Supremes to Decide Standard for Courts to Fix Plain Errors

The nation’s highest court agreed Thursday to take up a case in which an undocumented immigrant claimed his sentence for illegally entering the U.S. was too long and based on a mathematical error.

(CN) – The nation’s highest court agreed Thursday to take up a case in which an undocumented immigrant claims his sentence for illegally entering the U.S. is too long and based on a mathematical error.

Florencio Rosales-Mireles pleaded guilty to illegal reentry into the United States.
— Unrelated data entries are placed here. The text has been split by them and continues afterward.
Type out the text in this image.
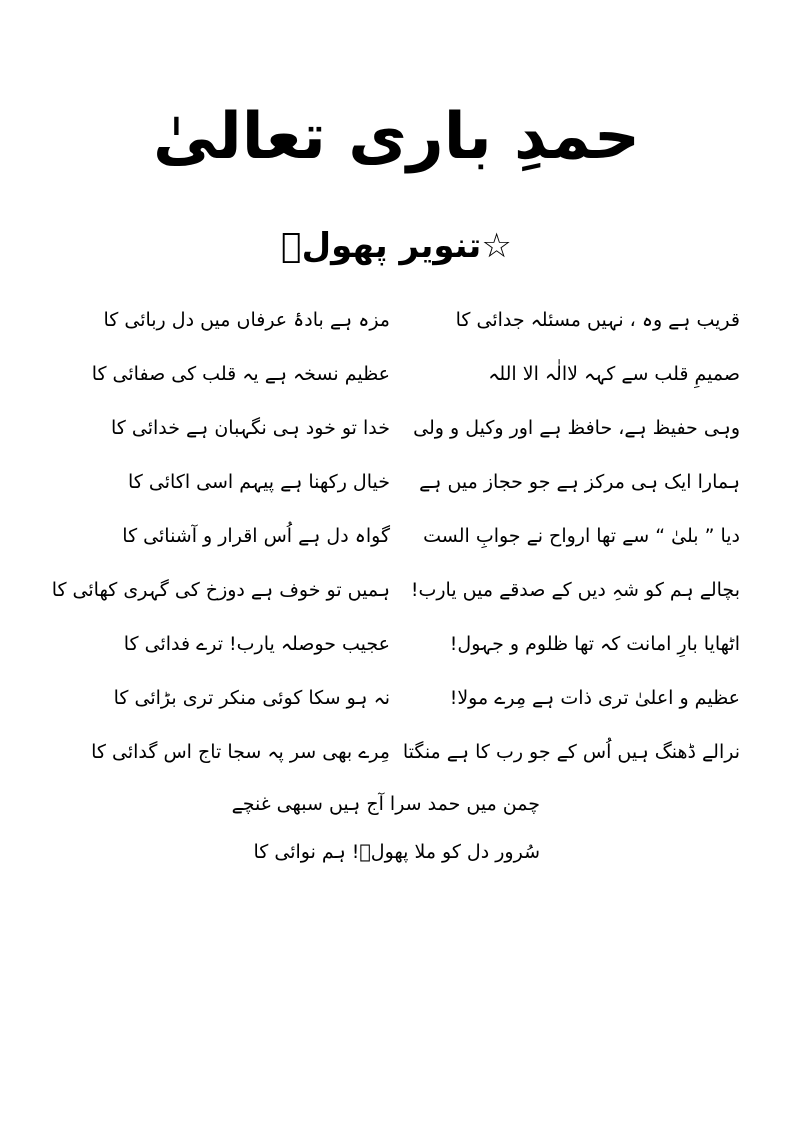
حمدِ باری تعالیٰ
☆تنویر پھولؔ
قریب ہے وہ ، نہیں مسئلہ جدائی کا
مزہ ہے بادۂ عرفاں میں دل ربائی کا
صمیمِ قلب سے کہہ لاالٰہ الا اللہ
عظیم نسخہ ہے یہ قلب کی صفائی کا
وہی حفیظ ہے، حافظ ہے اور وکیل و ولی
خدا تو خود ہی نگہبان ہے خدائی کا
ہمارا ایک ہی مرکز ہے جو حجاز میں ہے
خیال رکھنا ہے پیہم اسی اکائی کا
دیا ” بلیٰ “ سے تھا ارواح نے جوابِ الست
گواہ دل ہے اُس اقرار و آشنائی کا
بچالے ہم کو شہِ دیں کے صدقے میں یارب!
ہمیں تو خوف ہے دوزخ کی گہری کھائی کا
اٹھایا بارِ امانت کہ تھا ظلوم و جہول!
عجیب حوصلہ یارب! ترے فدائی کا
عظیم و اعلیٰ تری ذات ہے مِرے مولا!
نہ ہو سکا کوئی منکر تری بڑائی کا
نرالے ڈھنگ ہیں اُس کے جو رب کا ہے منگتا
مِرے بھی سر پہ سجا تاج اس گدائی کا
چمن میں حمد سرا آج ہیں سبھی غنچے
سُرور دل کو ملا پھولؔ! ہم نوائی کا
He was sentenced to 78 months in prison and three years of probation, based on a criminal-history score that counted his 2009 misdemeanor assault conviction twice.

Rosales-Mireles challenged the double-counting in his sentencing calculation on appeal.

In March, the Fifth Circuit affirmed his sentence, finding that it still would have fallen within the applicable sentencing guideline even if his Texas assault conviction was not counted twice.

The New Orleans-based appeals court applied the plain-error standard to Rosales-Mireles’ argument because he did not raise the issue in the district court.

“There is no discrepancy between the sentence and the correctly calculated range,” Judge Jerry Smith wrote for the Fifth Circuit panel. “The court sentenced Rosales-Mireles to 78 months, which is in the middle of the proper range of 70–87 months. We cannot say that the error or resulting sentence would shock the conscience.”

Rosales-Mireles appealed in June to the U.S. Supreme Court, which agreed Thursday to decide the standard for a federal appears court to correct a plain error.

The high court did not comment on its decision to grant Rosales-Mireles’ petition for review.